Alguns dos mais famosos investidores têm realçado, ao longo dos últimos anos, esta tendência que se procura enfatizar, isto é, a prossecução de investimentos sustentáveis e o trade-off que parece existir quando estas linhas de investimento chocam com a necessidade de apresentar resultados a curto prazo. Warren Buffet, Laurence Fink, Paul Polman e Jeff Bezos, entre outros, têm questionado publicamente a busca pelo lucro imediato nas empresas e o dano que daí pode advir em termos da sustentabilidade dos investimentos. Em 2011, Bezos, fundador e (ainda) CEO da Amazon, dizia que “se tudo o que fizermos tiver de dar certo num horizonte de três anos, então estamos a competir contra uma multidão. Mas se estivermos dispostos a investir num horizonte de sete anos, passamos a competir contra uma fração dessa multidão, porque poucas empresas estarão dispostas a fazer isso. Ao alongar apenas o horizonte de tempo, podemos considerar o envolvimento em empreendimentos que, de outra forma, nunca poderiam ser considerados. Na Amazon, gostamos que as coisas funcionem em cinco a sete anos. Estamos dispostos a plantar sementes, deixá-las crescer – e somos muito teimosos”.

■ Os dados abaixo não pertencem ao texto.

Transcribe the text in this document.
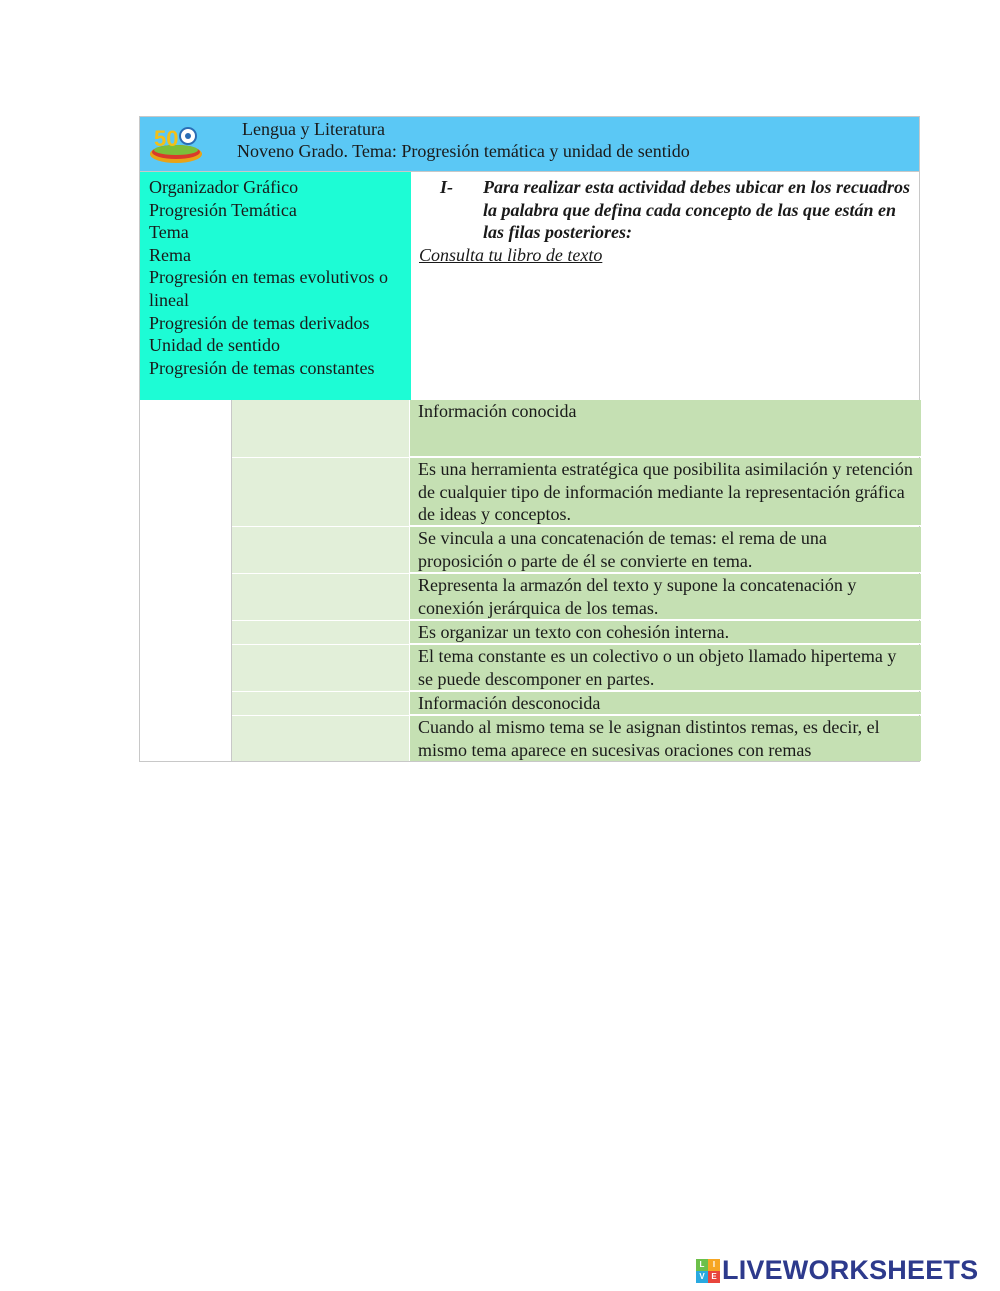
50	Lengua y Literatura
Noveno Grado. Tema: Progresión temática y unidad de sentido
Organizador Gráfico
Progresión Temática
Tema
Rema
Progresión en temas evolutivos o lineal
Progresión de temas derivados
Unidad de sentido
Progresión de temas constantes
I-	Para realizar esta actividad debes ubicar en los recuadros la palabra que defina cada concepto de las que están en las filas posteriores:
Consulta tu libro de texto
Información conocida
Es una herramienta estratégica que posibilita asimilación y retención de cualquier tipo de información mediante la representación gráfica de ideas y conceptos.
Se vincula a una concatenación de temas: el rema de una proposición o parte de él se convierte en tema.
Representa la armazón del texto y supone la concatenación y conexión jerárquica de los temas.
Es organizar un texto con cohesión interna.
El tema constante es un colectivo o un objeto llamado hipertema y se puede descomponer en partes.
Información desconocida
Cuando al mismo tema se le asignan distintos remas, es decir, el mismo tema aparece en sucesivas oraciones con remas
L	I
V E LIVEWORKSHEETS
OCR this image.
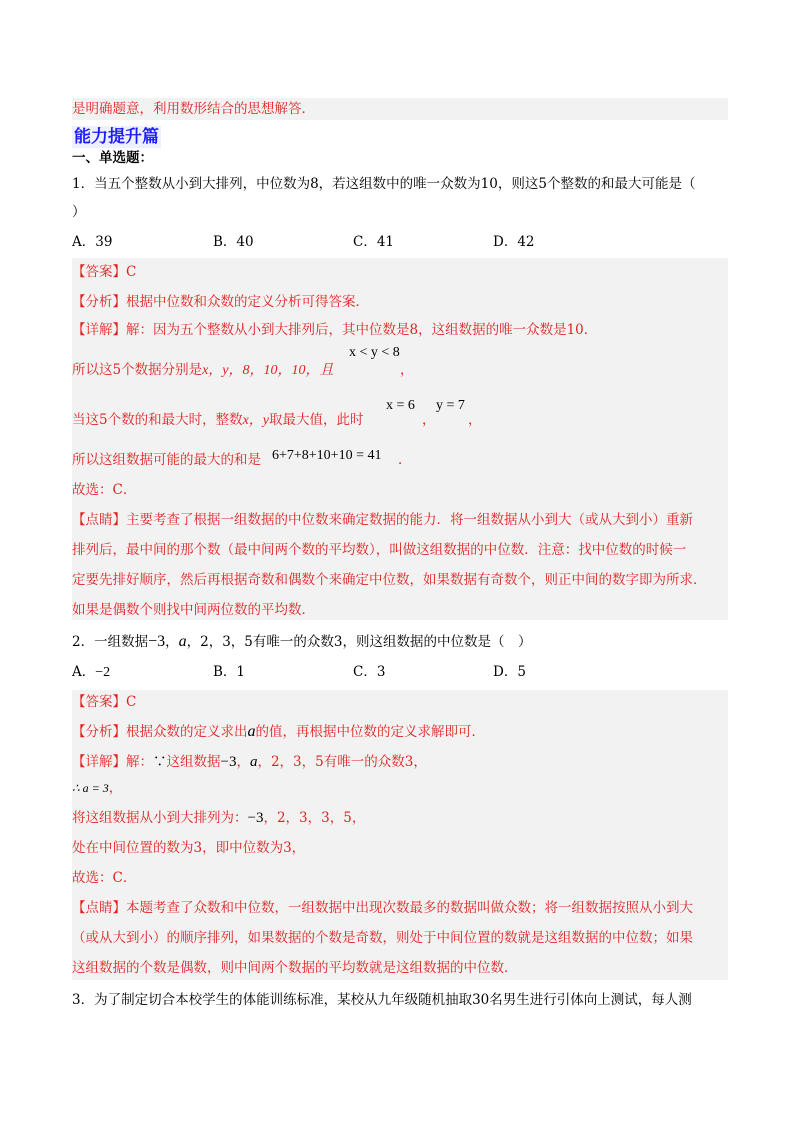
是明确题意，利用数形结合的思想解答．
能力提升篇
一、单选题：
1．当五个整数从小到大排列，中位数为8，若这组数中的唯一众数为10，则这5个整数的和最大可能是（
）
A．39	B．40	C．41	D．42
【答案】C
【分析】根据中位数和众数的定义分析可得答案．
【详解】解：因为五个整数从小到大排列后，其中位数是8，这组数据的唯一众数是10．
所以这5个数据分别是x，y，8，10，10，且
x < y < 8
，
当这5个数的和最大时，整数x，y取最大值，此时
x = 6
，
y = 7
，
所以这组数据可能的最大的和是 6+7+8+10+10 = 41 ．
故选：C．
【点睛】主要考查了根据一组数据的中位数来确定数据的能力．将一组数据从小到大（或从大到小）重新
排列后，最中间的那个数（最中间两个数的平均数），叫做这组数据的中位数．注意：找中位数的时候一
定要先排好顺序，然后再根据奇数和偶数个来确定中位数，如果数据有奇数个，则正中间的数字即为所求．
如果是偶数个则找中间两位数的平均数．
2．一组数据−3，a，2，3，5有唯一的众数3，则这组数据的中位数是（　）
A．−2	B．1	C．3	D．5
【答案】C
【分析】根据众数的定义求出a的值，再根据中位数的定义求解即可．
【详解】解：∵这组数据−3，a，2，3，5有唯一的众数3，
∴ a = 3，
将这组数据从小到大排列为：−3，2，3，3，5，
处在中间位置的数为3，即中位数为3，
故选：C．
【点睛】本题考查了众数和中位数，一组数据中出现次数最多的数据叫做众数；将一组数据按照从小到大
（或从大到小）的顺序排列，如果数据的个数是奇数，则处于中间位置的数就是这组数据的中位数；如果
这组数据的个数是偶数，则中间两个数据的平均数就是这组数据的中位数．
3．为了制定切合本校学生的体能训练标准，某校从九年级随机抽取30名男生进行引体向上测试，每人测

Como consumidores, temos um papel central na questão da sustentabilidade, primeiro entendendo as regras do jogo, os desafios e as escolhas com que as empresas se deparam e depois selecionando aquelas que consideramos ter as melhores práticas, que de facto promovam um alinhamento de interesses com as diferentes partes interessadas, com gestores que eventualmente vão, nas suas escolhas estratégias, para além dos meros deveres fiduciários e que mantenham essas práticas ao longo do tempo.

O futuro é, por definição, infinito. Podemos procurar e incentivar o lucro imediato ou um ganho sustentável, e de ambas as formas ter razão. Será uma questão de tempo.